Before turning to writing, Robert Davidson, founder and editor of Sandstone Press, was a civil engineer, and Site Works is a tribute to the unsung working man, obliged to labour outside in all weathers for very little reward. Here is a world where cost-cutting and number crunching threaten to make craftsmanship and pride a thing of the past; the land of “no-respect” where decency is devalued and lives put at risk by endless corner-cutting.
Davidson has a poet’s touch when it comes to description. In his hands, the construction site takes on a life of its own, defining the characters of the men who try to shape it. The tunnellers, for example, are described as the strongest of men: “It’s a tightness they have, especially across the shoulders and the front of the chest and in the thighs. It seems to hold them together. And they come as a type; don’t speak much. It’s the noise. Tunnelling doesn’t lend itself to conversation, so they hold their thoughts in.”

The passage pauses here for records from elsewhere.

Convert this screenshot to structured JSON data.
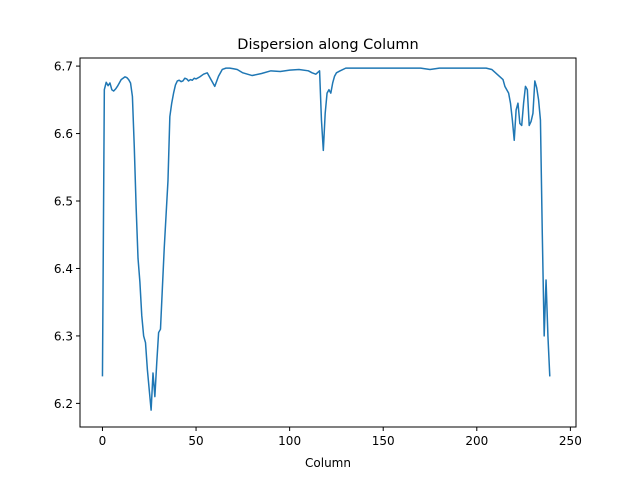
{
  "chart_data": {
    "type": "line",
    "title": "Dispersion along Column",
    "xlabel": "Column",
    "ylabel": "",
    "xlim": [
      -12,
      253
    ],
    "ylim": [
      6.165,
      6.712
    ],
    "xticks": [
      0,
      50,
      100,
      150,
      200,
      250
    ],
    "xtick_labels": [
      "0",
      "50",
      "100",
      "150",
      "200",
      "250"
    ],
    "yticks": [
      6.2,
      6.3,
      6.4,
      6.5,
      6.6,
      6.7
    ],
    "ytick_labels": [
      "6.2",
      "6.3",
      "6.4",
      "6.5",
      "6.6",
      "6.7"
    ],
    "grid": false,
    "line_color": "#1f77b4",
    "series": [
      {
        "name": "",
        "x": [
          0,
          1,
          2,
          3,
          4,
          5,
          6,
          7,
          8,
          9,
          10,
          11,
          12,
          13,
          14,
          15,
          16,
          17,
          18,
          19,
          20,
          21,
          22,
          23,
          24,
          25,
          26,
          27,
          28,
          29,
          30,
          31,
          32,
          33,
          34,
          35,
          36,
          37,
          38,
          39,
          40,
          41,
          42,
          43,
          44,
          45,
          46,
          47,
          48,
          49,
          50,
          52,
          54,
          56,
          58,
          60,
          62,
          64,
          66,
          68,
          70,
          72,
          75,
          80,
          85,
          90,
          95,
          100,
          105,
          110,
          112,
          114,
          116,
          117,
          118,
          119,
          120,
          121,
          122,
          123,
          124,
          125,
          127,
          130,
          135,
          140,
          145,
          150,
          160,
          170,
          175,
          180,
          190,
          200,
          205,
          208,
          210,
          212,
          214,
          215,
          216,
          217,
          218,
          219,
          220,
          221,
          222,
          223,
          224,
          225,
          226,
          227,
          228,
          229,
          230,
          231,
          232,
          233,
          234,
          235,
          236,
          237,
          238,
          239
        ],
        "values": [
          6.24,
          6.665,
          6.676,
          6.671,
          6.675,
          6.665,
          6.663,
          6.666,
          6.67,
          6.675,
          6.68,
          6.682,
          6.684,
          6.683,
          6.68,
          6.675,
          6.655,
          6.58,
          6.49,
          6.415,
          6.38,
          6.33,
          6.3,
          6.29,
          6.25,
          6.22,
          6.19,
          6.245,
          6.21,
          6.26,
          6.305,
          6.31,
          6.37,
          6.43,
          6.48,
          6.53,
          6.625,
          6.645,
          6.66,
          6.672,
          6.678,
          6.679,
          6.677,
          6.678,
          6.682,
          6.681,
          6.678,
          6.68,
          6.679,
          6.682,
          6.681,
          6.684,
          6.688,
          6.69,
          6.68,
          6.67,
          6.685,
          6.695,
          6.697,
          6.697,
          6.696,
          6.695,
          6.69,
          6.686,
          6.689,
          6.693,
          6.692,
          6.694,
          6.695,
          6.693,
          6.69,
          6.688,
          6.693,
          6.62,
          6.575,
          6.63,
          6.66,
          6.665,
          6.66,
          6.675,
          6.685,
          6.69,
          6.693,
          6.697,
          6.697,
          6.697,
          6.697,
          6.697,
          6.697,
          6.697,
          6.695,
          6.697,
          6.697,
          6.697,
          6.697,
          6.695,
          6.69,
          6.685,
          6.68,
          6.67,
          6.665,
          6.66,
          6.645,
          6.62,
          6.59,
          6.635,
          6.645,
          6.615,
          6.612,
          6.645,
          6.67,
          6.665,
          6.612,
          6.618,
          6.63,
          6.678,
          6.668,
          6.65,
          6.62,
          6.45,
          6.3,
          6.383,
          6.3,
          6.24
        ]
      }
    ]
  }
}
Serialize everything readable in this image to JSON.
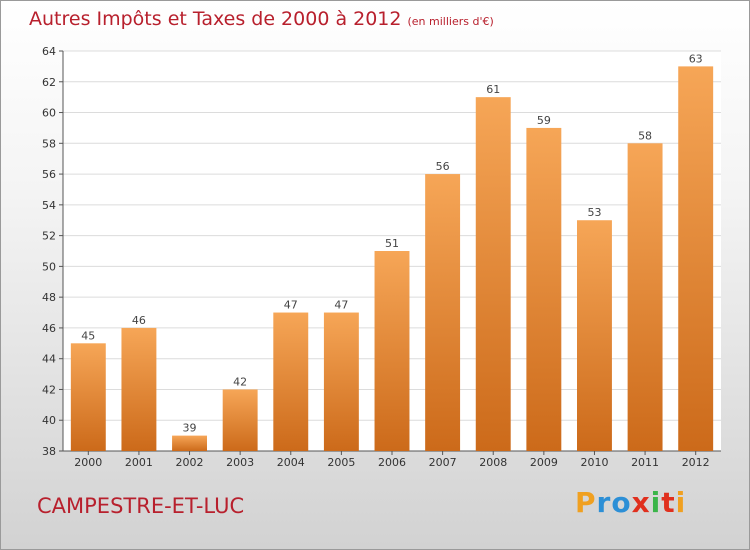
{
  "header": {
    "title": "Autres Impôts et Taxes de 2000 à 2012",
    "subtitle": "(en milliers d'€)"
  },
  "footer": {
    "place": "CAMPESTRE-ET-LUC",
    "brand_letters": [
      "P",
      "r",
      "o",
      "x",
      "i",
      "t",
      "i"
    ],
    "brand_colors": [
      "#f0a020",
      "#2c8fd6",
      "#2c8fd6",
      "#e0301e",
      "#3bb54a",
      "#e0301e",
      "#f0a020"
    ]
  },
  "colors": {
    "bar_light": "#f6a657",
    "bar_dark": "#cc6a1a",
    "grid": "#dcdcdc",
    "axis": "#555555",
    "title": "#b8202d"
  },
  "chart_data": {
    "type": "bar",
    "title": "Autres Impôts et Taxes de 2000 à 2012",
    "subtitle": "(en milliers d'€)",
    "xlabel": "",
    "ylabel": "",
    "categories": [
      "2000",
      "2001",
      "2002",
      "2003",
      "2004",
      "2005",
      "2006",
      "2007",
      "2008",
      "2009",
      "2010",
      "2011",
      "2012"
    ],
    "values": [
      45,
      46,
      39,
      42,
      47,
      47,
      51,
      56,
      61,
      59,
      53,
      58,
      63
    ],
    "ylim": [
      38,
      64
    ],
    "yticks": [
      38,
      40,
      42,
      44,
      46,
      48,
      50,
      52,
      54,
      56,
      58,
      60,
      62,
      64
    ],
    "grid": true,
    "legend": "none"
  }
}
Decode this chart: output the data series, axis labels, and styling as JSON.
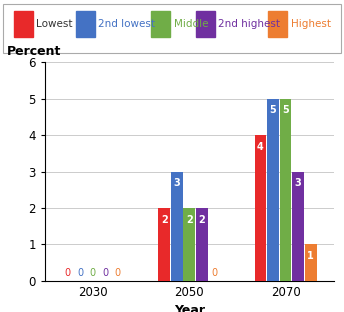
{
  "years": [
    "2030",
    "2050",
    "2070"
  ],
  "categories": [
    "Lowest",
    "2nd lowest",
    "Middle",
    "2nd highest",
    "Highest"
  ],
  "colors": [
    "#e8292a",
    "#4472c4",
    "#70ad47",
    "#7030a0",
    "#ed7d31"
  ],
  "values": {
    "Lowest": [
      0,
      2,
      4
    ],
    "2nd lowest": [
      0,
      3,
      5
    ],
    "Middle": [
      0,
      2,
      5
    ],
    "2nd highest": [
      0,
      2,
      3
    ],
    "Highest": [
      0,
      0,
      1
    ]
  },
  "ylabel": "Percent",
  "xlabel": "Year",
  "ylim": [
    0,
    6
  ],
  "yticks": [
    0,
    1,
    2,
    3,
    4,
    5,
    6
  ],
  "bar_width": 0.13,
  "group_positions": [
    0.5,
    1.5,
    2.5
  ],
  "legend_fontsize": 7.5,
  "axis_label_fontsize": 9,
  "tick_fontsize": 8.5,
  "value_fontsize": 7,
  "background_color": "#ffffff"
}
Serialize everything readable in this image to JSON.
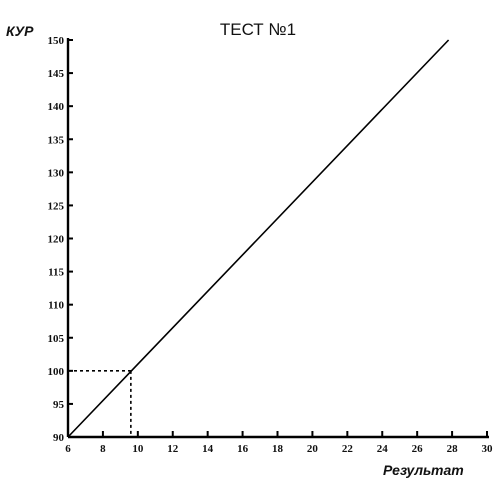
{
  "chart_data": {
    "type": "line",
    "title": "ТЕСТ №1",
    "xlabel": "Результат",
    "ylabel": "КУР",
    "xlim": [
      6,
      30
    ],
    "ylim": [
      90,
      150
    ],
    "xticks": [
      6,
      8,
      10,
      12,
      14,
      16,
      18,
      20,
      22,
      24,
      26,
      28,
      30
    ],
    "yticks": [
      90,
      95,
      100,
      105,
      110,
      115,
      120,
      125,
      130,
      135,
      140,
      145,
      150
    ],
    "series": [
      {
        "x": [
          6,
          27.8
        ],
        "y": [
          90,
          150
        ]
      }
    ],
    "reference": {
      "x": 9.6,
      "y": 100
    },
    "grid": false
  }
}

The author gives us a real insight into the thoughts of not just the tunnellers, but the managers, builders, plant drivers and labourers who make up the work force. These are men who have issues with (ex)wives, alcohol, old age; who try to be good fathers and good friends; who fight the weather, the daylight and each other, while existing in a constant state of anxiety threatened as they are with the possibility of injury or of being made unemployed in the near future.
The large cast of characters does, at times, become confusing. Although the narrative structure is cleverly book-ended by an unnamed ‘master builder’ who utters wise words in the first person, the remainder of the novel is written in the third person. Each chapter loosely assigned to an individual: the crane driver, the trainee engineer, the Agent and so on. At times, the narrative seems to struggle under the sheer weight of numbers. Davidson offers us some complex and intriguing personalities only to whisk them away as others jump in to claim our attention. That said, the drainage project is a group effort, so this is perhaps unavoidable.
Some criticism has been levelled at the way the techinical jargon hinders the narrative flow , but in a story such as this it would be counterintuitive to separate the men from their work. These are men defined by their skills, and even if the reader doesn’t know a cofferdam from a wayleave, it’s not important. The author has painstakingly constructed, or rather re-constructed, a world with which few of us are familiar, or usually care about. It is a revealing insight into what it takes to maintain the infrastructure that we take for granted. The last word goes to the Master Builder: “Wet clay climbs your legs and drops into your wellies. Turn your socks down over the tops and they get clarted with mud. I have bald rings round my calves where it rubs. My feet are filthy all the time. Wellies with steel toe caps freeze your toes and the steel cuts in when you walk. The teachers and the office workers don’t know.”